A revolução islâmica do Irã está em transição

Minha visita de uma semana a Teerã para observar a eleição presidencial em junho passado foi uma revelação. Eu podia sentir, sem sombra de dúvida, que o Irã estava à beira de mudanças profundas. O país, que eu conhecia profissionalmente há décadas, desde a Revolução Islâmica em 1979, estava cheio de grandes expectativas de uma mudança radical de curso.
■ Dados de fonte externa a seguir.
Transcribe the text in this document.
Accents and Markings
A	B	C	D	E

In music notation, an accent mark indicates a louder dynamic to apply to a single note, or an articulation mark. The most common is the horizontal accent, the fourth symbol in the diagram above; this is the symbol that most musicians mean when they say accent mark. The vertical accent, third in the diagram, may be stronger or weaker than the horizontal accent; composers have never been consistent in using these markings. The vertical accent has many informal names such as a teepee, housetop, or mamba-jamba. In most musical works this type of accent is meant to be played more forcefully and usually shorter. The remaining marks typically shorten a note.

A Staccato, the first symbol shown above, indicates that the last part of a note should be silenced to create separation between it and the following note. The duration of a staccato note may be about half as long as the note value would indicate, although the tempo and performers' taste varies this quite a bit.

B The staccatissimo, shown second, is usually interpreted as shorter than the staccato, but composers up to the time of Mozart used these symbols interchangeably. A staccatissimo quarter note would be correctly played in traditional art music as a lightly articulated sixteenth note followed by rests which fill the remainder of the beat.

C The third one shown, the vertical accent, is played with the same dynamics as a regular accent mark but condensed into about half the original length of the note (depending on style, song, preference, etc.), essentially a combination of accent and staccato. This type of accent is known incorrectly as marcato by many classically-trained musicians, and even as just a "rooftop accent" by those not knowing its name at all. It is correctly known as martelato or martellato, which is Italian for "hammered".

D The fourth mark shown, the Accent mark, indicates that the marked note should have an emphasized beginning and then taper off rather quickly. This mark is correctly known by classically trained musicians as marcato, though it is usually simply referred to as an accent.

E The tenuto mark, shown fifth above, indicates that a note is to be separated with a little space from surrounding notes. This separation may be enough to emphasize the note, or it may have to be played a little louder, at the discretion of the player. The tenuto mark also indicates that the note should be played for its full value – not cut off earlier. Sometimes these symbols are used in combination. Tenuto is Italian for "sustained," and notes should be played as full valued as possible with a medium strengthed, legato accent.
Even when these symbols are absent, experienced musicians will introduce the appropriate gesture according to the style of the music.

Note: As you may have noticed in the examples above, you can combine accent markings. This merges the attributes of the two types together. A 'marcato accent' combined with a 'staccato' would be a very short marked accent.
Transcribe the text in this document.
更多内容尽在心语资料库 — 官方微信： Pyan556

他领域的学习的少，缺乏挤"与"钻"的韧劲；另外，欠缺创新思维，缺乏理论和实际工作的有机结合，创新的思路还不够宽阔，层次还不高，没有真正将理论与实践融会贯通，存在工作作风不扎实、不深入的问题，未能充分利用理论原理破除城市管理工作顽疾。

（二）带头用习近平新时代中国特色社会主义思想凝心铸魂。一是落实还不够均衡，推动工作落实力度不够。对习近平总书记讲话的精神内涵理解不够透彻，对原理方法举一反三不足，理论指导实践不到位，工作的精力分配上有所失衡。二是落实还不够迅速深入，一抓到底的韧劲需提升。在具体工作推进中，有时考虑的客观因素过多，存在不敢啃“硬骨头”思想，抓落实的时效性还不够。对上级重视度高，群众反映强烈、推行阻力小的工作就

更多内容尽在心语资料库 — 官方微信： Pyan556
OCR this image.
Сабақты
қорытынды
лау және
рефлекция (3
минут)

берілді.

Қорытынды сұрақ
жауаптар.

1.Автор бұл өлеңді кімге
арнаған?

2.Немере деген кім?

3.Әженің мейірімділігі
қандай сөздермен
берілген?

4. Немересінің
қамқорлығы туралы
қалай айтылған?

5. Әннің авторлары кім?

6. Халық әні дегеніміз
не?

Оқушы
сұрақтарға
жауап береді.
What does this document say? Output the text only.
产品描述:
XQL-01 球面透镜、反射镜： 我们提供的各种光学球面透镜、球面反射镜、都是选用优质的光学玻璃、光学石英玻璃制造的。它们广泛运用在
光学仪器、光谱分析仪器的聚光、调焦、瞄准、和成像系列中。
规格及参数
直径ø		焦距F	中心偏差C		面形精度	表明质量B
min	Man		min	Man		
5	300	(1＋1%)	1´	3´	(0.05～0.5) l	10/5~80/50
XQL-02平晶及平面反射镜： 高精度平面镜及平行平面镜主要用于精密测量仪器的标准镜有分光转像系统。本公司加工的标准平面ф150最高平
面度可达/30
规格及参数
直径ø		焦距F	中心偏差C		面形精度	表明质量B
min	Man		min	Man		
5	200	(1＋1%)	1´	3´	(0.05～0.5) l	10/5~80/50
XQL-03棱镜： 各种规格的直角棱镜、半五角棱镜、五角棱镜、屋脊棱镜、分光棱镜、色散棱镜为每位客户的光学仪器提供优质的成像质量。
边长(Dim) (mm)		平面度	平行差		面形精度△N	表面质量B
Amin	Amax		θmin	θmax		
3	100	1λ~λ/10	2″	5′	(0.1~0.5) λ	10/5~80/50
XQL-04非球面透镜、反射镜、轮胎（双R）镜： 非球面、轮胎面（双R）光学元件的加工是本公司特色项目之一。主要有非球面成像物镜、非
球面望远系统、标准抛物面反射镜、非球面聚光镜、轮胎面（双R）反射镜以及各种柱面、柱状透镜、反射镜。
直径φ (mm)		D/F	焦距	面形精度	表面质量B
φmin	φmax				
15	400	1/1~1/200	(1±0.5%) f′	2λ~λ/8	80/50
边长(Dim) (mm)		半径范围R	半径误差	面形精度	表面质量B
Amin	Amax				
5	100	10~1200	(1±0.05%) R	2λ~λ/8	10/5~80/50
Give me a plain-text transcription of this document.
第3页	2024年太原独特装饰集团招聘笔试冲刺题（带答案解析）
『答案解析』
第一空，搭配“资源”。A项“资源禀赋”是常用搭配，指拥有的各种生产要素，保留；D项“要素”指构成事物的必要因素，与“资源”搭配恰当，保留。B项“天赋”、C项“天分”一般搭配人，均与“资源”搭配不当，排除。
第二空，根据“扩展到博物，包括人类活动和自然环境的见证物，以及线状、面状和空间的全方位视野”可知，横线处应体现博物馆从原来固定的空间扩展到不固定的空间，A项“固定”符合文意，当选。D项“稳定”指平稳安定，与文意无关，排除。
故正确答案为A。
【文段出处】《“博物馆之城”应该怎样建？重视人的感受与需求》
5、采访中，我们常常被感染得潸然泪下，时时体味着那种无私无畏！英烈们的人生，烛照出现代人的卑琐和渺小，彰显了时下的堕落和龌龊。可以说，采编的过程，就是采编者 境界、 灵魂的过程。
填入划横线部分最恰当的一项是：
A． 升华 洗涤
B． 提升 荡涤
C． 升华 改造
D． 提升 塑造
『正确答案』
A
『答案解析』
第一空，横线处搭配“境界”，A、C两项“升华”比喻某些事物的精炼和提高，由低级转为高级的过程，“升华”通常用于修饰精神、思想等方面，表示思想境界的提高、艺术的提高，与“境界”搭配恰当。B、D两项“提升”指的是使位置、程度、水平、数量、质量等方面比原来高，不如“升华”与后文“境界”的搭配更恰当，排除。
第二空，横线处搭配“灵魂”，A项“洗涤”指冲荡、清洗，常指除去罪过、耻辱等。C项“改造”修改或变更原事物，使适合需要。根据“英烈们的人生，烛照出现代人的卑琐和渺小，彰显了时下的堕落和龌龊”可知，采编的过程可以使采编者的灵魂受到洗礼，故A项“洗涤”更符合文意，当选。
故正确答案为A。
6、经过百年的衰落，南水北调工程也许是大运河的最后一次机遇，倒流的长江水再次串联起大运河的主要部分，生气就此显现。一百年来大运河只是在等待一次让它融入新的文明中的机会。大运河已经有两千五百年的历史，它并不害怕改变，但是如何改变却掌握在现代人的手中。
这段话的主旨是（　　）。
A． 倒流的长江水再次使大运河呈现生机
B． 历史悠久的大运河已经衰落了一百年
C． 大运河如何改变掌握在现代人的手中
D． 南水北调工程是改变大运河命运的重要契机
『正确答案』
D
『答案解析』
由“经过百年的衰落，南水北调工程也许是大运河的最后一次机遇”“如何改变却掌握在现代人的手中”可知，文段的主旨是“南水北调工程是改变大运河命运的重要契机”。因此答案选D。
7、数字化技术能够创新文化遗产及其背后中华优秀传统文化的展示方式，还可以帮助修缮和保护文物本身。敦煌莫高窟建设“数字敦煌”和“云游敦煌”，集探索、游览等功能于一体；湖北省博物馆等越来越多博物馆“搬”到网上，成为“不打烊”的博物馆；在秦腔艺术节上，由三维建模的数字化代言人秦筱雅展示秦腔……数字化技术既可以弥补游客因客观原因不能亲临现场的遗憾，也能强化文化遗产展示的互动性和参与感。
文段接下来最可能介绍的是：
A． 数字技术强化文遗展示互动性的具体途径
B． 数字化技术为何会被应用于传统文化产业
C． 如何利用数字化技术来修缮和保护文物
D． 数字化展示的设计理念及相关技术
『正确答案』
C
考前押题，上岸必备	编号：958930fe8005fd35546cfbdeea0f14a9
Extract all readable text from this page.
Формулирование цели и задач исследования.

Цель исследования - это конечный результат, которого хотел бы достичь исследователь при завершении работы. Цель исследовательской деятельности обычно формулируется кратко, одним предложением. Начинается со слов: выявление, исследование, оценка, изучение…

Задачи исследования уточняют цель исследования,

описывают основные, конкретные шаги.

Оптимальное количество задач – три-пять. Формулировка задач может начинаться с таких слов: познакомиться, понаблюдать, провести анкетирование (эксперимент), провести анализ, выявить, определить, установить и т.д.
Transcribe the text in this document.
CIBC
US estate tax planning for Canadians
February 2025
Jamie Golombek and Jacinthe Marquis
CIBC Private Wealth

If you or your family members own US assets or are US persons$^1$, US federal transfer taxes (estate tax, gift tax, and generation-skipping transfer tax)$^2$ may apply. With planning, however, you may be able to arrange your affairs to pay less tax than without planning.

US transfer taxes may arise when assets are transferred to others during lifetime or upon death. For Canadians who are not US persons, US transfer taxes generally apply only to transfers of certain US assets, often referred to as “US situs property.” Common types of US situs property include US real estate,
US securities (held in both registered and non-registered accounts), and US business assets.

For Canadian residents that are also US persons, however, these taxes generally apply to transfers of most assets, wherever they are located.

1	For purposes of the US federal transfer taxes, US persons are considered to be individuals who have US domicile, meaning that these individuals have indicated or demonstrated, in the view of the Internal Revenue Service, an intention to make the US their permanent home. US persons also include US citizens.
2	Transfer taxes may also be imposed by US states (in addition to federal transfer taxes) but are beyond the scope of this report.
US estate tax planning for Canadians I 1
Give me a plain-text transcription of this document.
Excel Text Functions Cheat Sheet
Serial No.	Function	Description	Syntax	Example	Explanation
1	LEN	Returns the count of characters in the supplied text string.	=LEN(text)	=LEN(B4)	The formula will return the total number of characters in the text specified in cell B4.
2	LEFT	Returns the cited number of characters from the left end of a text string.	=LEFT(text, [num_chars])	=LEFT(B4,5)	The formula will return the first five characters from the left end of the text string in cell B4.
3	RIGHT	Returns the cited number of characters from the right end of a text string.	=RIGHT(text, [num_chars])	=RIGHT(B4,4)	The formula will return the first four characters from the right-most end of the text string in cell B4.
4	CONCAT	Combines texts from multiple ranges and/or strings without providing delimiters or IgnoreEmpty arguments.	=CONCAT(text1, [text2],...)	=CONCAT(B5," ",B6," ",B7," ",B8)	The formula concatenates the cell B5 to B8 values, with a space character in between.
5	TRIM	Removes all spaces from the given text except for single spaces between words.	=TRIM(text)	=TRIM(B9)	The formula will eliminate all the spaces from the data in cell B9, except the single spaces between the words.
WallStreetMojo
O sinal mais seguro disso foi o encorajamento tácito do Líder Supremo Aiatolá Khamenei para a candidatura reformista de Masoud Pezeshkian. Um dos fracassos colossais da política ocidental em relação ao Irã tem sido, ao longo do tempo, suas noções estereotipadas sobre o Irã, que são mais evidentes na relutância em apreciar o papel de Khamenei. Khamenei percebe que o país está clamando por mudanças. O ponto é que, por um lado, o Irã está quase na liga das grandes potências com sua tecnologia militar desenvolvida localmente, que evidencia a sua maestria em tecnologia, pesquisa e inovação e capacidade de produção em escala industrial, mas com uma economia, por outro lado, em apuros e as pessoas comuns enfrentando um declínio constante em seu poder de compra e qualidade de vida.

Khamenei deduziu que chegou a hora de uma transição pacífica e ordenada dentro do sistema islâmico, o que exigia unidade nacional. Em Pezeshkian, Khamenei viu um político com histórico imaculado de probidade na vida pública e de fortes convicções. Vindo de uma família azeri-curda, a compreensão de Pezeshkian da alquimia necessária na governança para criar unidade na diversidade em uma sociedade plural como o Irã é inigualável.

Acima de tudo, ele é um homem profundamente religioso, professor do Alcorão e um recitador do Nahj al-balagha, um texto-chave para os muçulmanos xiitas, que está comprometido com o sistema islâmico de Velayat-e faqih, baseado no princípio da tutela dos juristas islâmicos. Khamenei viu nele um político raro que pode transpor a divisão política entre as facções reformista e conservadora e, portanto, como a melhor esperança para energizar o sistema islâmico e renovar sua base de apoio (veja minha coluna intitulada Reading tea leaves in Iran’s election, Deccan Herald, 26 de junho de 2024).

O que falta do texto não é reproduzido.